Circuito: Alguns advogados apontam para uma suposta centralização de poder e de recursos na relação entre a seccional de Mato Grosso e as subseções do interior do Estado. O senhor concorda com isso?
Pio: Temos 29 subseções do interior hoje em Mato Grosso, todas subordinadas à seccional de Mato Grosso. O que acontece é que a diretoria central da instituição não deixa as subseções caminharem com as próprias pernas. Elas não têm sobrevida, ficam na dependência daqui. Em Rondonópolis, por exemplo, existem mil advogados aproximadamente. Aquela instituição recebe em média de R$ 5 mil a R$ 10 mil todo o mês, que a seccional envia para ajudar no custeio. Nossa proposta, desde a eleição passada, é que 30% do valor pago pelos advogados, a anuidade, seja encaminhada automaticamente para aquela subseção para que ela possa sobreviver, melhorar a estrutura física, informatização de processos, e todos os demais requisitos. As subseções do interior terão vida própria. Isso é primordial para o atendimento ao advogado do interior. A verdade, hoje, é que a grande maioria das subseções da OAB no interior está abandonada, não possui salas, nem computadores, apresenta mau cheiro, e também não tem pintura adequada. A Caixa de Assistência sobrevive com 20% da anuidade. De toda anuidade paga, 20% já cai diretamente na caixa de assistência. A OAB fica com 80%. Isso já acontece com a Caixa, cujo presidente é Leonardo Campos, que com essa sobrevida individual vem há dois anos utilizando sua posição para largar na frente no processo eleitoral, no interior
Circuito: A proposta é encabeçar uma chapa ou alianças com outros grupos são possíveis?
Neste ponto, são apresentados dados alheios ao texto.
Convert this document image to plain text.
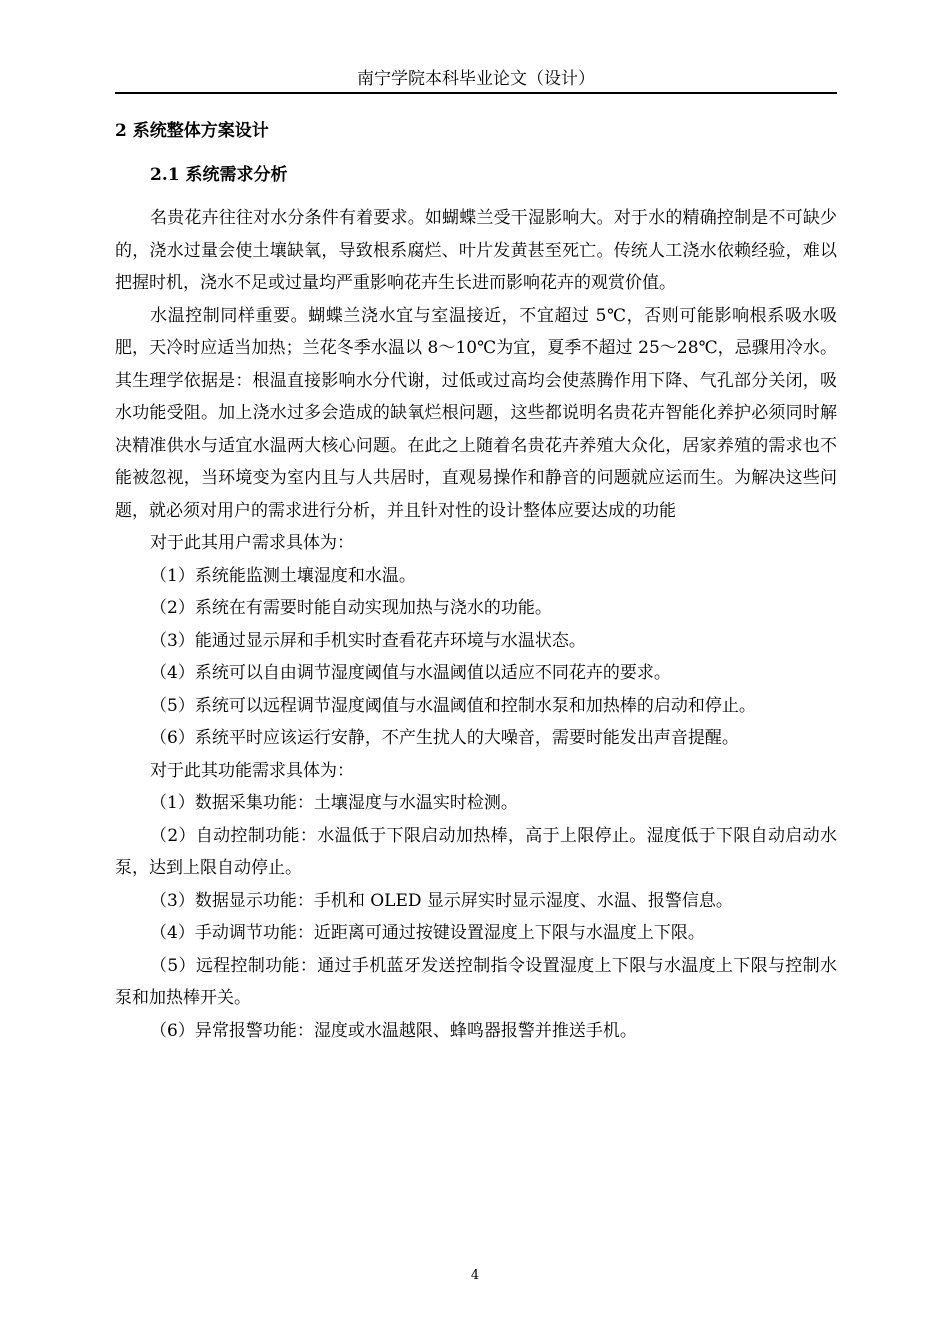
南宁学院本科毕业论文（设计）
2 系统整体方案设计
2.1 系统需求分析

名贵花卉往往对水分条件有着要求。如蝴蝶兰受干湿影响大。对于水的精确控制是不可缺少的，浇水过量会使土壤缺氧，导致根系腐烂、叶片发黄甚至死亡。传统人工浇水依赖经验，难以把握时机，浇水不足或过量均严重影响花卉生长进而影响花卉的观赏价值。

水温控制同样重要。蝴蝶兰浇水宜与室温接近，不宜超过 5℃，否则可能影响根系吸水吸肥，天冷时应适当加热；兰花冬季水温以 8～10℃为宜，夏季不超过 25～28℃，忌骤用冷水。其生理学依据是：根温直接影响水分代谢，过低或过高均会使蒸腾作用下降、气孔部分关闭，吸水功能受阻。加上浇水过多会造成的缺氧烂根问题，这些都说明名贵花卉智能化养护必须同时解决精准供水与适宜水温两大核心问题。在此之上随着名贵花卉养殖大众化，居家养殖的需求也不能被忽视，当环境变为室内且与人共居时，直观易操作和静音的问题就应运而生。为解决这些问题，就必须对用户的需求进行分析，并且针对性的设计整体应要达成的功能

对于此其用户需求具体为：

（1）系统能监测土壤湿度和水温。

（2）系统在有需要时能自动实现加热与浇水的功能。

（3）能通过显示屏和手机实时查看花卉环境与水温状态。

（4）系统可以自由调节湿度阈值与水温阈值以适应不同花卉的要求。

（5）系统可以远程调节湿度阈值与水温阈值和控制水泵和加热棒的启动和停止。

（6）系统平时应该运行安静，不产生扰人的大噪音，需要时能发出声音提醒。

对于此其功能需求具体为：

（1）数据采集功能：土壤湿度与水温实时检测。

（2）自动控制功能：水温低于下限启动加热棒，高于上限停止。湿度低于下限自动启动水泵，达到上限自动停止。

（3）数据显示功能：手机和 OLED 显示屏实时显示湿度、水温、报警信息。

（4）手动调节功能：近距离可通过按键设置湿度上下限与水温度上下限。

（5）远程控制功能：通过手机蓝牙发送控制指令设置湿度上下限与水温度上下限与控制水泵和加热棒开关。

（6）异常报警功能：湿度或水温越限、蜂鸣器报警并推送手机。

4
Pio: Sempre conversamos com o nosso grupo o seguinte: a grande vontade nossa é unificar a oposição. Temos hoje na situação três candidatos que usaram os quase três anos para viajar para o interior para fazer publicidade com dinheiro nosso, dos vinte mil advogados. Já a oposição, hoje, possui a nossa candidatura e a do José Moreno. Temos conversado com várias pessoas do outro grupo, incluindo o próprio José Moreno. Já venho dialogando há muito tempo para unificar essa oposição. Mas da cabeça de chapa não abriremos mão. Temos as melhores propostas, somos uma oposição 100%, nunca fizemos parte da situação. São 84 membros que o grupo possui e o objetivo é unificar a oposição, mas não abriremos mão da cabeça de chapa.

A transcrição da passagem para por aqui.